The Baby Boom generation has put its own stamp on many traditions, so why should 25th wedding anniversaries be different? Many couples are ditching convention when it comes to marking the milestone.
“When they get to these more dramatic occasions, so many couples want to do something exciting and different,” says Charles Schmitz of St. Louis. He and his wife, Elizabeth, are marriage counselors and authors, most recently of “How to Marry the Right Guy” (Briarcliff, 2014). “They don’t want to go to their favorite Italian restaurant.”
Schmitz says that “upending experiences,” whether that’s going on safari or serving dinner “all splendid in nothing,” strengthen marriages, especially when they involve “thinking about those wonderful moments in our relationships.
“It’s celebrating those milestones like you’re letting your hair blow in the wind riding in a torch-red Mustang convertible,” he says.
For many of us, however, that may be easier said than done; there are time and money constraints, to say nothing of not owning that Mustang — yet.
Celebrating your 25th in a meaningful way doesn’t require big expenditures or elaborate staging, says Pepper Schwartz, a University of Washington-Seattle sociologist who works with AARP’s Life Reimagined program.
“A 25th anniversary can be celebrated in two ways. One is celebrating who you have been to each other. The other is celebrating the future,” she says.
Keeping the occasion in perspective — i.e., not freaking out — is also wise.
“This isn’t the last thing you do before you jump off the face of the Earth,” Schwartz says. “It’s a big moment, and it deserves to be celebrated by something memorable that makes you excited for the future.”
Here are 10 ideas to do that, some of which require very little money or planning.
As Schwartz says: “You mark the day, but it doesn’t have to be a trip to Africa.”
1. Change things up at home. That could mean anything from stringing celebratory lights outside to sprucing up the house. Paint the bedroom wall or rearrange your living room furniture. It doesn’t matter what, as long as it’s “just something that says, this changed on our 25th,” Schwartz says.

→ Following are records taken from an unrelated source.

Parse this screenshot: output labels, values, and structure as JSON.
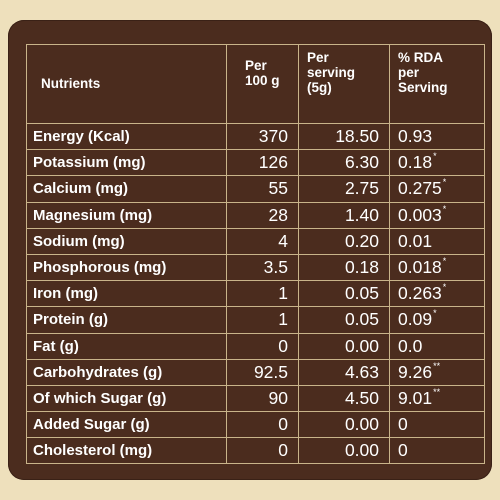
{
  "headers": {
    "nutrients": "Nutrients",
    "per_100g": "Per\n100 g",
    "per_serving": "Per\nserving\n(5g)",
    "rda": "% RDA\nper\nServing"
  },
  "rows": [
    {
      "name": "Energy (Kcal)",
      "per_100g": "370",
      "per_serving": "18.50",
      "rda": "0.93",
      "mark": ""
    },
    {
      "name": "Potassium (mg)",
      "per_100g": "126",
      "per_serving": "6.30",
      "rda": "0.18",
      "mark": "*"
    },
    {
      "name": "Calcium (mg)",
      "per_100g": "55",
      "per_serving": "2.75",
      "rda": "0.275",
      "mark": "*"
    },
    {
      "name": "Magnesium (mg)",
      "per_100g": "28",
      "per_serving": "1.40",
      "rda": "0.003",
      "mark": "*"
    },
    {
      "name": "Sodium (mg)",
      "per_100g": "4",
      "per_serving": "0.20",
      "rda": "0.01",
      "mark": ""
    },
    {
      "name": "Phosphorous (mg)",
      "per_100g": "3.5",
      "per_serving": "0.18",
      "rda": "0.018",
      "mark": "*"
    },
    {
      "name": "Iron (mg)",
      "per_100g": "1",
      "per_serving": "0.05",
      "rda": "0.263",
      "mark": "*"
    },
    {
      "name": "Protein (g)",
      "per_100g": "1",
      "per_serving": "0.05",
      "rda": "0.09",
      "mark": "*"
    },
    {
      "name": "Fat (g)",
      "per_100g": "0",
      "per_serving": "0.00",
      "rda": "0.0",
      "mark": ""
    },
    {
      "name": "Carbohydrates (g)",
      "per_100g": "92.5",
      "per_serving": "4.63",
      "rda": "9.26",
      "mark": "**"
    },
    {
      "name": "Of which Sugar (g)",
      "per_100g": "90",
      "per_serving": "4.50",
      "rda": "9.01",
      "mark": "**"
    },
    {
      "name": "Added Sugar (g)",
      "per_100g": "0",
      "per_serving": "0.00",
      "rda": "0",
      "mark": ""
    },
    {
      "name": "Cholesterol (mg)",
      "per_100g": "0",
      "per_serving": "0.00",
      "rda": "0",
      "mark": ""
    }
  ],
  "colors": {
    "background": "#eee0bc",
    "panel": "#4b2c1e",
    "grid": "#c9b48a",
    "text": "#ffffff"
  }
}
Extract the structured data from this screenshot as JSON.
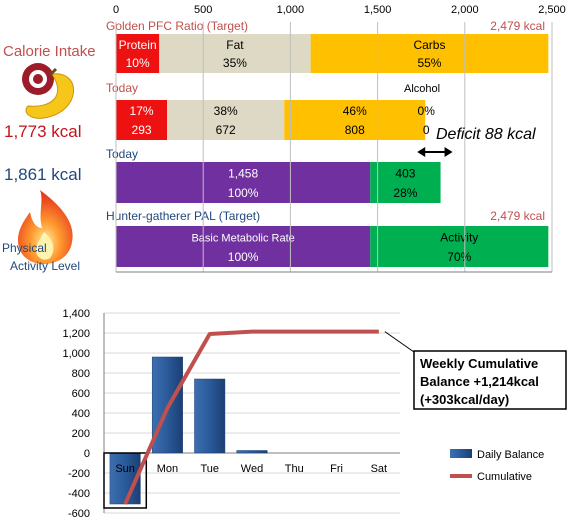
{
  "colors": {
    "protein": "#ee1111",
    "fat": "#ddd9c4",
    "carbs": "#ffc000",
    "bmr": "#7030a0",
    "activity": "#00b050",
    "red_text": "#c0504d",
    "blue_text": "#1f497d",
    "bar_blue": "#2a5a9a",
    "line_red": "#c0504d"
  },
  "top_chart": {
    "axis_ticks": [
      "0",
      "500",
      "1,000",
      "1,500",
      "2,000",
      "2,500"
    ],
    "axis_values": [
      0,
      500,
      1000,
      1500,
      2000,
      2500
    ],
    "rows": {
      "target_pfc": {
        "title": "Golden PFC Ratio (Target)",
        "total_label": "2,479 kcal",
        "segments": [
          {
            "name": "Protein",
            "pct": "10%",
            "start": 0,
            "end": 248,
            "color_key": "protein",
            "text_color": "#ffffff"
          },
          {
            "name": "Fat",
            "pct": "35%",
            "start": 248,
            "end": 1116,
            "color_key": "fat",
            "text_color": "#000000"
          },
          {
            "name": "Carbs",
            "pct": "55%",
            "start": 1116,
            "end": 2479,
            "color_key": "carbs",
            "text_color": "#000000"
          }
        ]
      },
      "today_intake": {
        "title": "Today",
        "alcohol_label": "Alcohol",
        "segments": [
          {
            "pct": "17%",
            "kcal": "293",
            "start": 0,
            "end": 293,
            "color_key": "protein",
            "text_color": "#ffffff"
          },
          {
            "pct": "38%",
            "kcal": "672",
            "start": 293,
            "end": 965,
            "color_key": "fat",
            "text_color": "#000000"
          },
          {
            "pct": "46%",
            "kcal": "808",
            "start": 965,
            "end": 1773,
            "color_key": "carbs",
            "text_color": "#000000"
          },
          {
            "pct": "0%",
            "kcal": "0",
            "start": 1773,
            "end": 1773,
            "color_key": "carbs",
            "text_color": "#000000"
          }
        ]
      },
      "today_burn": {
        "title": "Today",
        "segments": [
          {
            "value": "1,458",
            "pct": "100%",
            "start": 0,
            "end": 1458,
            "color_key": "bmr",
            "text_color": "#ffffff"
          },
          {
            "value": "403",
            "pct": "28%",
            "start": 1458,
            "end": 1861,
            "color_key": "activity",
            "text_color": "#000000"
          }
        ]
      },
      "target_pal": {
        "title": "Hunter-gatherer  PAL (Target)",
        "total_label": "2,479 kcal",
        "segments": [
          {
            "name": "Basic Metabolic Rate",
            "pct": "100%",
            "start": 0,
            "end": 1458,
            "color_key": "bmr",
            "text_color": "#ffffff"
          },
          {
            "name": "Activity",
            "pct": "70%",
            "start": 1458,
            "end": 2479,
            "color_key": "activity",
            "text_color": "#000000"
          }
        ]
      }
    },
    "deficit_label": "Deficit 88 kcal",
    "deficit_range": [
      1773,
      1861
    ]
  },
  "left_panel": {
    "calorie_intake_label": "Calorie Intake",
    "calorie_intake_value": "1,773 kcal",
    "burned_value": "1,861 kcal",
    "pal_line1": "Physical",
    "pal_line2": "Activity Level"
  },
  "chart_data": [
    {
      "type": "bar",
      "categories": [
        "Golden PFC Ratio (Target)",
        "Today",
        "Today",
        "Hunter-gatherer  PAL (Target)"
      ],
      "xlim": [
        0,
        2500
      ],
      "series": [
        {
          "name": "Protein",
          "values": [
            248,
            293,
            null,
            null
          ]
        },
        {
          "name": "Fat",
          "values": [
            868,
            672,
            null,
            null
          ]
        },
        {
          "name": "Carbs",
          "values": [
            1363,
            808,
            null,
            null
          ]
        },
        {
          "name": "Alcohol",
          "values": [
            null,
            0,
            null,
            null
          ]
        },
        {
          "name": "Basic Metabolic Rate",
          "values": [
            null,
            null,
            1458,
            1458
          ]
        },
        {
          "name": "Activity",
          "values": [
            null,
            null,
            403,
            1021
          ]
        }
      ]
    },
    {
      "type": "bar",
      "categories": [
        "Sun",
        "Mon",
        "Tue",
        "Wed",
        "Thu",
        "Fri",
        "Sat"
      ],
      "ylim": [
        -600,
        1400
      ],
      "yticks": [
        "1,400",
        "1,200",
        "1,000",
        "800",
        "600",
        "400",
        "200",
        "0",
        "-200",
        "-400",
        "-600"
      ],
      "ytick_values": [
        1400,
        1200,
        1000,
        800,
        600,
        400,
        200,
        0,
        -200,
        -400,
        -600
      ],
      "series": [
        {
          "name": "Daily Balance",
          "type": "bar",
          "values": [
            -510,
            960,
            740,
            25,
            0,
            0,
            0
          ]
        },
        {
          "name": "Cumulative",
          "type": "line",
          "values": [
            -510,
            450,
            1190,
            1214,
            1214,
            1214,
            1214
          ]
        }
      ],
      "legend": [
        "Daily Balance",
        "Cumulative"
      ],
      "legend_position": "bottom-right",
      "callout": {
        "line1": "Weekly Cumulative",
        "line2": "Balance +1,214kcal",
        "line3": "(+303kcal/day)"
      }
    }
  ]
}
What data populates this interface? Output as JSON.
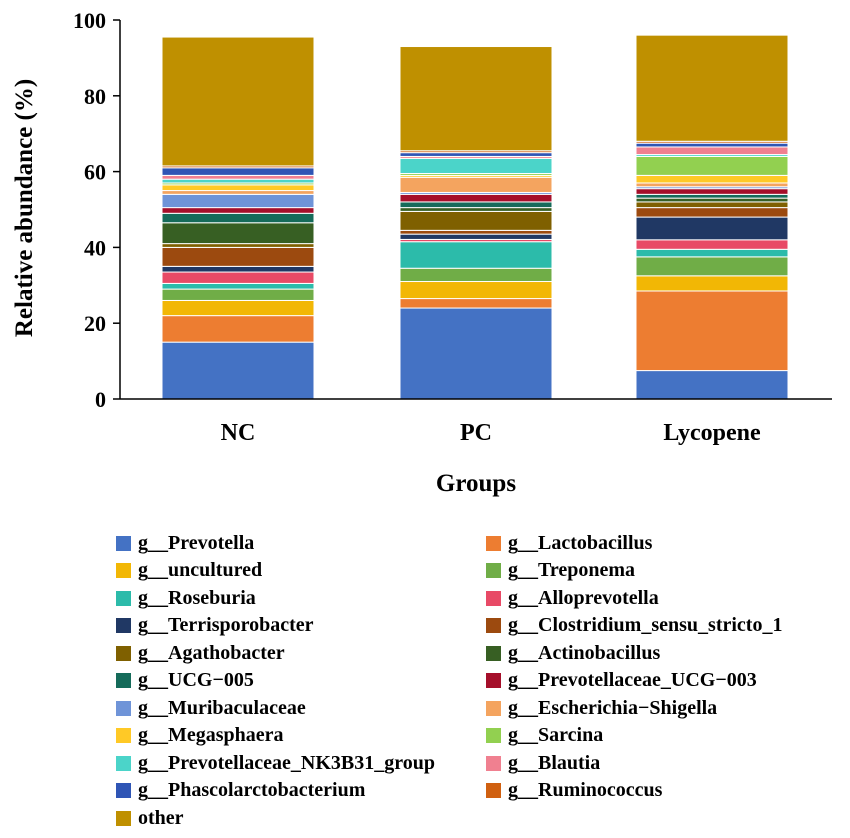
{
  "chart_data": {
    "type": "bar",
    "stacked": true,
    "title": "",
    "xlabel": "Groups",
    "ylabel": "Relative abundance (%)",
    "ylim": [
      0,
      100
    ],
    "yticks": [
      "0",
      "20",
      "40",
      "60",
      "80",
      "100"
    ],
    "categories": [
      "NC",
      "PC",
      "Lycopene"
    ],
    "series": [
      {
        "name": "g__Prevotella",
        "color": "#4472C4",
        "values": [
          15,
          24,
          7.5
        ]
      },
      {
        "name": "g__Lactobacillus",
        "color": "#ED7D31",
        "values": [
          7,
          2.5,
          21
        ]
      },
      {
        "name": "g__uncultured",
        "color": "#F2B705",
        "values": [
          4,
          4.5,
          4
        ]
      },
      {
        "name": "g__Treponema",
        "color": "#70AD47",
        "values": [
          3,
          3.5,
          5
        ]
      },
      {
        "name": "g__Roseburia",
        "color": "#2CBBAA",
        "values": [
          1.5,
          7,
          2
        ]
      },
      {
        "name": "g__Alloprevotella",
        "color": "#E84A66",
        "values": [
          3,
          0.6,
          2.5
        ]
      },
      {
        "name": "g__Terrisporobacter",
        "color": "#203864",
        "values": [
          1.5,
          1.4,
          6
        ]
      },
      {
        "name": "g__Clostridium_sensu_stricto_1",
        "color": "#9C4A0F",
        "values": [
          5,
          1,
          2.5
        ]
      },
      {
        "name": "g__Agathobacter",
        "color": "#7F6000",
        "values": [
          1,
          5,
          1.5
        ]
      },
      {
        "name": "g__Actinobacillus",
        "color": "#375F23",
        "values": [
          5.5,
          1,
          1
        ]
      },
      {
        "name": "g__UCG−005",
        "color": "#156B5A",
        "values": [
          2.5,
          1.5,
          1
        ]
      },
      {
        "name": "g__Prevotellaceae_UCG−003",
        "color": "#A50F2A",
        "values": [
          1.5,
          2,
          1.5
        ]
      },
      {
        "name": "g__Muribaculaceae",
        "color": "#6F94D8",
        "values": [
          3.5,
          0.5,
          0.5
        ]
      },
      {
        "name": "g__Escherichia−Shigella",
        "color": "#F4A45F",
        "values": [
          1,
          4,
          1
        ]
      },
      {
        "name": "g__Megasphaera",
        "color": "#FFC926",
        "values": [
          1.5,
          0.5,
          2
        ]
      },
      {
        "name": "g__Sarcina",
        "color": "#92D050",
        "values": [
          0.5,
          0.5,
          5
        ]
      },
      {
        "name": "g__Prevotellaceae_NK3B31_group",
        "color": "#4BD4C9",
        "values": [
          1,
          4,
          0.5
        ]
      },
      {
        "name": "g__Blautia",
        "color": "#F08090",
        "values": [
          1,
          0.5,
          2
        ]
      },
      {
        "name": "g__Phascolarctobacterium",
        "color": "#2F55B5",
        "values": [
          2,
          1,
          1
        ]
      },
      {
        "name": "g__Ruminococcus",
        "color": "#D06010",
        "values": [
          0.5,
          0.5,
          0.5
        ]
      },
      {
        "name": "other",
        "color": "#BF9000",
        "values": [
          34,
          27.5,
          28
        ]
      }
    ]
  }
}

2. Do something especially romantic at home. Read poetry to each other by candlelight, for instance. Or have your favorite food for dinner, even if it involves marshmallows.
3. Mark the day permanently, which doesn’t necessarily mean getting a tattoo (although if you’re considering it, now could be good time). Inscribe a small plaque with the date and occasion, and put it on a piece of outdoor furniture. Or have a professional photo taken of the two of you. Write your names in a slab of wet cement.
4. Have a day of service — to each other. If you usually cook and your spouse mows the lawn, switch jobs for the day. Neither of you will get off scot free, but the effort shows you’re willing to help carry the burden.
5. Have a day of service — to others. Do something charitable, whether it’s making a donation somewhere or serving dinner at a shelter. It’s nice to be reminded after 25 years how good we have it.
6. Learn something new together. It doesn’t matter what: speaking French, tending to bonsai trees, restoring cars, learning massage therapy. When not in class, you can study together, and eventually apply your new skills.
7. Start an annual tradition doing something you both enjoy. Planting a tree, say, or going to a pottery place to make an anniversary plate. Not only do you and your spouse get a shared experience year after year but, depending on the activity, you could create a collection of mementoes, too.
8. If you’re going to travel, make it an adventure. Hike the Grand Tetons, go whitewater rafting or learn to scuba dive. If you have the itch to travel but not the cash, look into a house exchange. And sure, if you really want to, it’s OK to go to Disney World without the kids.
9. Have a party, but make it sort of retro. You were married in the 1990s after all! Event planner Jason Jani, owner of the SCE Event Group, suggests making a playlist of songs from the year you were married and showing videos from the wedding. If you’re renewing your vows, invite your bridesmaids and groomsmen back to recreate their roles. And if you still have your dress, wear it.
10. Finally, when all else fails, you can do what Schmitz said: Let your hair blow in the wind while riding around in a torch-red Mustang convertible. He and his wife did buy a Mustang, and make sure to drive it with the top down at least once a month regardless of the weather. Perhaps you can borrow one.